During that time, I met the man who is now my husband, the first person ever to shake my ideas of god and the world. He was still a christian then, but he said that god was not good, god was evil and god was responsible for all the evil in the world because he created it and allowed it to go on. I couldn’t find fault with the reasoning he presented, and my church attendance began to decline. We married in our second semester of college and he joined the Navy. A year or so later, we moved down to the Gulf Coast and starting reading and studying religion seriously. My husband and I are both pansexual, and it left us with a lot of guilt because we had both been taught that alternative lifestyles were contrary to what god wanted for us. One of my husband’s friends introduced us to a film called the Zeitgeist, and everything began to change for us.

The first third of the Zeitgeist is dedicated to debunking christianity as a rehash of earlier pagan sun god worship. When I watched it for the first time, it made me very angry. I could only sputter about how it was wrong, but I had no real answers or proof as to why it was wrong. I began to read about pagan religions, especially goddess worship, and the oppressing force of christianity began to weigh down on me. There is no real respect for women in the bible. They have no place except to submit to their husbands and raise christian children, but I was reading about other religions where women had valid places in religion and huge roles in their communities, where women had influence and mattered. To the dismay of my husband, I began to frequent atheist websites and read essays on why the bible isn’t true, how it really came into being, and how creationism is bunk. I had christian science textbooks all through high school, so I felt I was behind a bit in regards to science and I wanted to catch up. My husband was resistant to the changes I was making in my life, but he became close friends with two atheists in the Navy and their discussions began to steer him towards my point of view.

Christianity is not what christians think it is and I am glad to no longer be a part of it. My new way of thinking gives me peace and clarity that I never had from christianity. I am done with the guilt and the fear. I am learning to accept myself and love myself the way I am now, and my eating disorder has been in remission for quite some time. My husband initially thought my rejection of christianity was based on the issues I have with my parents, which are much more in depth and much more personal than I can share here. But to reject a religion because of a bad experience with its adherents would be foolish. I reject christianity because it isn’t true. Plain and simple.

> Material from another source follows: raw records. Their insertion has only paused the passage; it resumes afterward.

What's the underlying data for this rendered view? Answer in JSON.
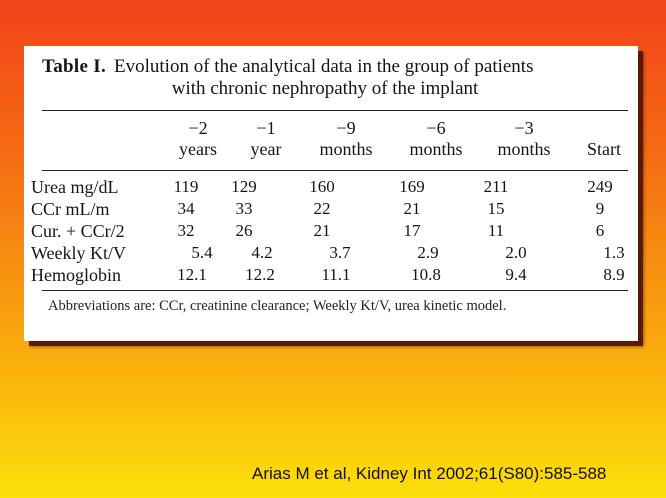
{
  "table": {
    "label": "Table I.",
    "title_line1": "Evolution of the analytical data in the group of patients",
    "title_line2": "with chronic nephropathy of the implant",
    "columns": [
      {
        "top": "−2",
        "bottom": "years"
      },
      {
        "top": "−1",
        "bottom": "year"
      },
      {
        "top": "−9",
        "bottom": "months"
      },
      {
        "top": "−6",
        "bottom": "months"
      },
      {
        "top": "−3",
        "bottom": "months"
      },
      {
        "top": "",
        "bottom": "Start"
      }
    ],
    "rows": [
      {
        "label": "Urea mg/dL",
        "values": [
          "119",
          "129",
          "160",
          "169",
          "211",
          "249"
        ]
      },
      {
        "label": "CCr mL/m",
        "values": [
          "34",
          "33",
          "22",
          "21",
          "15",
          "9"
        ]
      },
      {
        "label": "Cur. + CCr/2",
        "values": [
          "32",
          "26",
          "21",
          "17",
          "11",
          "6"
        ]
      },
      {
        "label": "Weekly Kt/V",
        "values": [
          "5.4",
          "4.2",
          "3.7",
          "2.9",
          "2.0",
          "1.3"
        ]
      },
      {
        "label": "Hemoglobin",
        "values": [
          "12.1",
          "12.2",
          "11.1",
          "10.8",
          "9.4",
          "8.9"
        ]
      }
    ],
    "footnote": "Abbreviations are: CCr, creatinine clearance; Weekly Kt/V, urea kinetic model."
  },
  "citation": "Arias M et al, Kidney Int 2002;61(S80):585-588"
}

After 18 years in the church, I am no longer a christian. I would say that I am a pantheist, that I believe there is value and spirit in all living things. When people ask me my religion, I identify as pagan. I realize most of the people posting here are no longer religious, but to me paganism is a way of life that respects all living things. My husband has left christianity as well, and joined the Quakers. I began reading essays by people who left christianity on this site about 4 months ago, and I am glad to add my story to theirs.